Nogiwa Park is adjacent to National Route 280 to the east and Aomori Prefecture Route 26 to the south in the district of Hajiro in western Aomori. It is roughly 1.1 km southwest of Aburakawa Station on the Tsugaru Line. The land to the north of the park is primarily made up of paddy fields. The western side of the park is made up of hilly terrain that marks the eastern edge of the foothills of the Tsugaru Mountains.

The central feature of Nogiwa Park is Nogiwa Lake, a reservoir built in the 17th century, where recreational fishing is permitted. A wooden observatory tower is placed in the northwestern corner of the park where it affords a view of the lake that largely surrounds it. Four footbridges carry the park's pathways over sections of Nogiwa Lake: Nogiwa Sansaku-hashi, Kojō Ōhashi, Mikaeri-hashi, and Kōun-hashi. The rest of the park is forested with decorative trees including black and red pines, weeping willow, and Yoshino cherry. The park's cherry trees are an attraction at its Aomori Spring Festival.

==History==
The date of Nogiwa Park's creation is unknown, but the reservoir it is centered on, Lake Nogiwa, was built in the late 17th century in the former village of Hajiro. It is likely that Lake Nogiwa is the oldest reservoir in the city of Aomori. The lake was used in a fish farm project to celebrate the arrival of Crown Prince Yoshihito in the region in September 1908. The lake functioned as a public source of water and ice until 1945.

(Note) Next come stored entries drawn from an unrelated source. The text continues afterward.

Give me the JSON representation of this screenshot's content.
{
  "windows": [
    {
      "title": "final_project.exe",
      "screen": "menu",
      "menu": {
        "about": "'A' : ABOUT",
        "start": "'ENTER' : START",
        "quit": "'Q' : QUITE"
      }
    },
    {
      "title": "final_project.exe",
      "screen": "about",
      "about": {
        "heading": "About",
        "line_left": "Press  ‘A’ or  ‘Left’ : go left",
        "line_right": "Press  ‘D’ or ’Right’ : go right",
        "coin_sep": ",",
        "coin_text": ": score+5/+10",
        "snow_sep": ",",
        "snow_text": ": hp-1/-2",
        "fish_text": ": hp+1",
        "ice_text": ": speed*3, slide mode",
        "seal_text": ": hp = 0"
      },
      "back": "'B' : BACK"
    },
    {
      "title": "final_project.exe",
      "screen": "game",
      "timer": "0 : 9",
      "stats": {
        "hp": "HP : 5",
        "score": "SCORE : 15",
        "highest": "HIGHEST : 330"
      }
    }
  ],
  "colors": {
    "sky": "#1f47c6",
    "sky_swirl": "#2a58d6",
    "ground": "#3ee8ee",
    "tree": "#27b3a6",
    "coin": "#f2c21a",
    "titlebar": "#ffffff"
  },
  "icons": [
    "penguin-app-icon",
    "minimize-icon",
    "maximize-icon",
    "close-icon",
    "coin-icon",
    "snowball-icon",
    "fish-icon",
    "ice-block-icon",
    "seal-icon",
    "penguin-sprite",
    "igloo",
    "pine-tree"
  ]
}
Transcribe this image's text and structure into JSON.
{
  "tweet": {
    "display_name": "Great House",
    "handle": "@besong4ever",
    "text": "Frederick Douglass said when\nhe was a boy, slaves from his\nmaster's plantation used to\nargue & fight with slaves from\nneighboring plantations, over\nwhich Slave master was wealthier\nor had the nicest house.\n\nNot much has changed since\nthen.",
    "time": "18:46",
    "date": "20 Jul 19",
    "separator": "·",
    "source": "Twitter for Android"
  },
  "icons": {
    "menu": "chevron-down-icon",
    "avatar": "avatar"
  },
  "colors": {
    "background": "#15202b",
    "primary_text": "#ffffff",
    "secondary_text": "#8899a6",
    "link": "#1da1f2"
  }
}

Due to the 1945 wartime expansion of Aomori Airfield, a private airstrip that once existed near the park, the Tsugaru Logging Railway, was moved into what is currently part of Nogiwa Park. The railway was located on the northeastern shore of Lake Nogiwa where a road through the park exists currently. After the end of World War II, the park was used as a site for spring festivals, and fishing tournaments began to be held at Lake Nogiwa. The Tsugaru Logging Railway was closed in 1967 and in 1972 planning for the improvement of the park by the city of Aomori began. Projects to improve the park began the next year. Tree planting events were held every May from 1985 to 1988 to develop a forest within the park.